Free speech under threat

A number of freedom-of-speech issues recently. Geert Wilders, the Dutch politician, was hauled before a court for the preliminary session of the "hate crime" case being brought against him.  He's asking for the right to bring experts before the court, to testify to the truth of what he says about Islam, but there seems to be doubt that he'll be able to do so: truth not being a defence, the charge being that he upset Muslims, that they are offended is enough to charge him, the truth be damned.  In Canada...

Ezra Levant has again been sued by a Muslim fellow, head of a Canadian Muslim affairs body, in a case that Levant says is SLAPP , a Strategic Lawsuit Against Public Participation.   In other words, something done in order to make it too expensive to people to speak out.

In the US, the dreadful Dalia Mogahed is whining again that people are being beastly to Muslims and that if they only understood them more they would be much nicer to them -- the message being, to those that haven't got it yet -- that you mustn't say nasty things about Muslims in the public sphere.  And there are plenty, especially but not exclusively, on the Left, who would go along with her, for they have common cause in being either anti-Christian or anti-American, or in support of "the underdog", or for other "multicultural" reasons.
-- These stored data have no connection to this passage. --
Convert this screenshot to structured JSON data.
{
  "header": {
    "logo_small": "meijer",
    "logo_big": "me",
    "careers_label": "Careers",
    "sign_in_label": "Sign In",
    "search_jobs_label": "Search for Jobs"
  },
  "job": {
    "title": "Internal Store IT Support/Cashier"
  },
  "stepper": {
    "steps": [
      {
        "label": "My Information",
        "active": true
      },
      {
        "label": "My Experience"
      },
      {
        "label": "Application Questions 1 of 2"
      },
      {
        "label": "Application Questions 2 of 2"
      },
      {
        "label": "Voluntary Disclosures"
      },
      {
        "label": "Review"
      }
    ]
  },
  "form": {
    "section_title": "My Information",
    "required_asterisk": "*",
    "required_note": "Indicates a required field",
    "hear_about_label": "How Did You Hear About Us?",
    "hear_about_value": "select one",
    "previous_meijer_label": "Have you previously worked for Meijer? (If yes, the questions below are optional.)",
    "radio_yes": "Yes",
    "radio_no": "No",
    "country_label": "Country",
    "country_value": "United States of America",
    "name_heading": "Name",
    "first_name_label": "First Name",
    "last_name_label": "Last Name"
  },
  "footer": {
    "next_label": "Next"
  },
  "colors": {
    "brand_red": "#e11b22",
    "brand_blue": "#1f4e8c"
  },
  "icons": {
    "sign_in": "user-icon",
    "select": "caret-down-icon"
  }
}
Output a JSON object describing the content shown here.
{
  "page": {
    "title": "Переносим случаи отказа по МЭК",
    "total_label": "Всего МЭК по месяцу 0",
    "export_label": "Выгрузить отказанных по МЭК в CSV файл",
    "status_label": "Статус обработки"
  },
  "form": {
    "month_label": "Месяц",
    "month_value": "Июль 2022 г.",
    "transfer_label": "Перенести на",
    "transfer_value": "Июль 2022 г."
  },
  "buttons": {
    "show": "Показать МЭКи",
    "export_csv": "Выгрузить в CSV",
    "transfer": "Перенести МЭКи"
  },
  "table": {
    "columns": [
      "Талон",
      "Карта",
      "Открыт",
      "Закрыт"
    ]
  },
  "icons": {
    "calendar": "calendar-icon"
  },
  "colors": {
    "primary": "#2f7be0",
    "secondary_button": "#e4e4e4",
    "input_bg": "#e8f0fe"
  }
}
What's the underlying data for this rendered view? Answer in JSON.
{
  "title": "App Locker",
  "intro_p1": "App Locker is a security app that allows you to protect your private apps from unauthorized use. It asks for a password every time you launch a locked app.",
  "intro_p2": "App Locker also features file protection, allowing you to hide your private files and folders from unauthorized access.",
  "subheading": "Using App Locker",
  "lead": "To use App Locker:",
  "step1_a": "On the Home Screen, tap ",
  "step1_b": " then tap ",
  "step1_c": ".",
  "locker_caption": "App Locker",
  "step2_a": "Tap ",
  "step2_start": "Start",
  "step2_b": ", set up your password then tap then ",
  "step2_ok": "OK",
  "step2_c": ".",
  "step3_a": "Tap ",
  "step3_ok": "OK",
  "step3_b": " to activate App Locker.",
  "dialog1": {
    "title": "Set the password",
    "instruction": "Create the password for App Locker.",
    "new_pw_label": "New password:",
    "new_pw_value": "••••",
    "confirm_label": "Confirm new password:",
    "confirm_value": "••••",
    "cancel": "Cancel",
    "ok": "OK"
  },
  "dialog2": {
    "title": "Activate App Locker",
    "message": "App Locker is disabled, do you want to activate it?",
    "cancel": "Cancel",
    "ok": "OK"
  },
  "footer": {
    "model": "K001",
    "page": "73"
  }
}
Meantime, there's the ongoing gentle background buzz of the OIC, the Organisation of the Islamic Conference -- representing the 57 Muslims countries in the world -- working to proscribe the criticism of Islam -- aka “Blasphemy” -- via the United Nations, a campaign that appears to be gaining ground.

Does all matter?  Does it matter if we can't say nasty things about Islam?  Well, yes.  In the case of Nidal, the Muslim army guy who killed 13 of his fellow soldiers, the "independent" investigation into the "tragedy" as it's now called, has recently been published.  And guess what?  There's not one mention, not one, in the whole report of "Islam".  Yet Nidal made very clear what his motivation was: Powerpoint presentations he made in which he stressed the supremacy of Islam, handing out copies of the Koran to his colleagues, exchanging emails with Sheik Awlak i an extremist pro-terrorist-murder, Nidal shouting "Allahu Akbar" as he did his killing, while wearing of Afghani clothing, thus signalling a bent to Jihadism -- one indication after another, all ignored before he went on his killing spree.  And all ignored after, in the report.

How can one hope to address the problem if there is not a single mention of the single most important motivation in Nidal's murderous rampage?

And why this?  Because the chilling of free speech -- now known as "political correctness". But even the most obvious, the most un-ignorable, is nonetheless most un-seen, the most ignored.  And as it is so ignored, so not-seen, the march to Sharia is made just that little bit easier.

That's the importance of free speech.  Dalia Mogahed and the writers of the Fort Hood report are limiting it.  The likes of Wilders and Levant are fighting for it.  And thus fighting to stop the encroachment of Sharia law in the west. 

If we can't speak out about it, how can it be stopped?